Theresa Breslin on a book whose atmosphere seeps into your life…
This remarkable book seduced me with the very first sentence: ‘Now I would like to tell you about my brother, Tin.’ The voice is that of Harper Flute relating her childhood in rural Australia between the two World Wars when her father, a scarred survivor of WW1, brings his family to live on an almost unsustainable parcel of land during the Great Depression. Tin, Harper’s young brother, becomes obsessed with tunnelling beneath the earth.
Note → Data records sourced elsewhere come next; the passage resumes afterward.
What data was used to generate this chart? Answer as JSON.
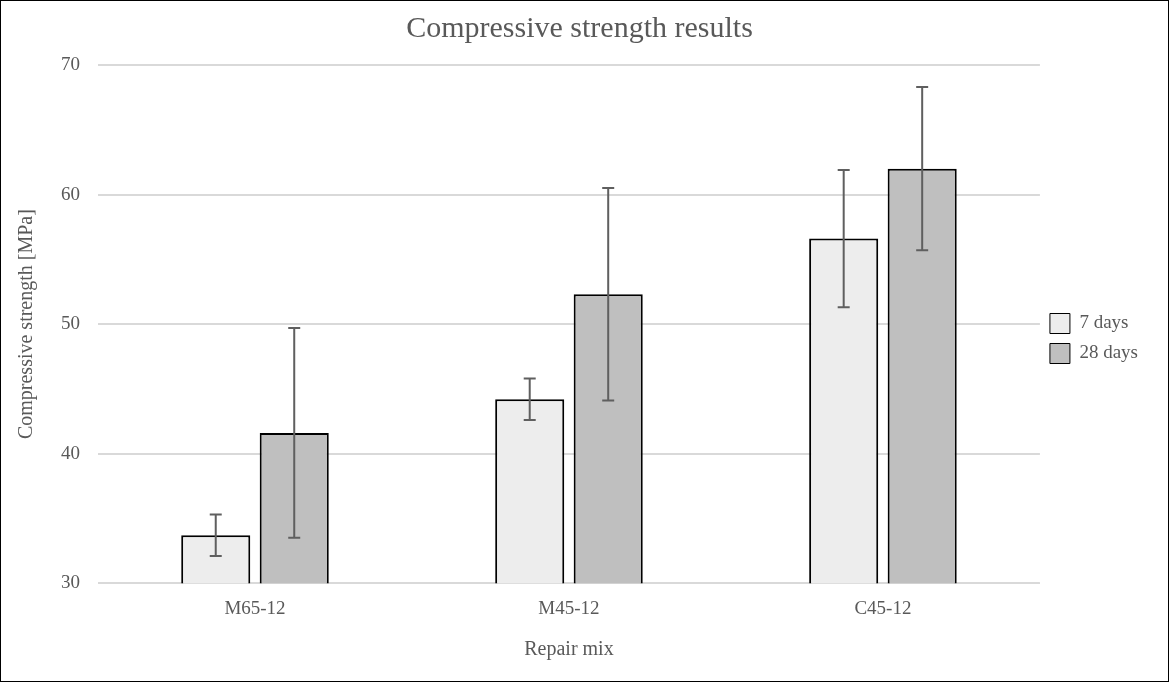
{
  "chart_data": {
    "type": "bar",
    "title": "Compressive strength results",
    "xlabel": "Repair mix",
    "ylabel": "Compressive strength [MPa]",
    "categories": [
      "M65-12",
      "M45-12",
      "C45-12"
    ],
    "series": [
      {
        "name": "7 days",
        "color": "#ededed",
        "values": [
          33.7,
          44.2,
          56.6
        ],
        "errors": [
          1.6,
          1.6,
          5.3
        ]
      },
      {
        "name": "28 days",
        "color": "#bfbfbf",
        "values": [
          41.6,
          52.3,
          62.0
        ],
        "errors": [
          8.1,
          8.2,
          6.3
        ]
      }
    ],
    "ylim": [
      30,
      70
    ],
    "yticks": [
      30,
      40,
      50,
      60,
      70
    ],
    "grid": "y",
    "legend": "right"
  }
}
The writing never falters. The book has an immensely powerful realisation of place, compelling characters, soul tearing moments, and atmosphere that seeps into your life. Hartnett’s plain way of recounting this story is underpinned by a composite mastery of the art of creative writing.
At the end of the book, as her brother Tin digs on, ‘past the bones of cavemen and dragons’, Harper Flute, now grown up and moved away from the family farm to live beside the ocean, tells us that she misses him. In her memory he is still a boy. Harper realises that she also misses the little girl who stayed behind, the child whom she once was.
When I finished this book and put it down I experienced my own sense of loss. I picked it up to read again.
Thursday’s Child by Sonya Hartnett is published by Walker Books (0 7445 5996 0, £4.99 pbk). Theresa Breslin’s latest book is Saskia’s Journey (Doubleday, 0 385 60482 3, £10.99 hbk).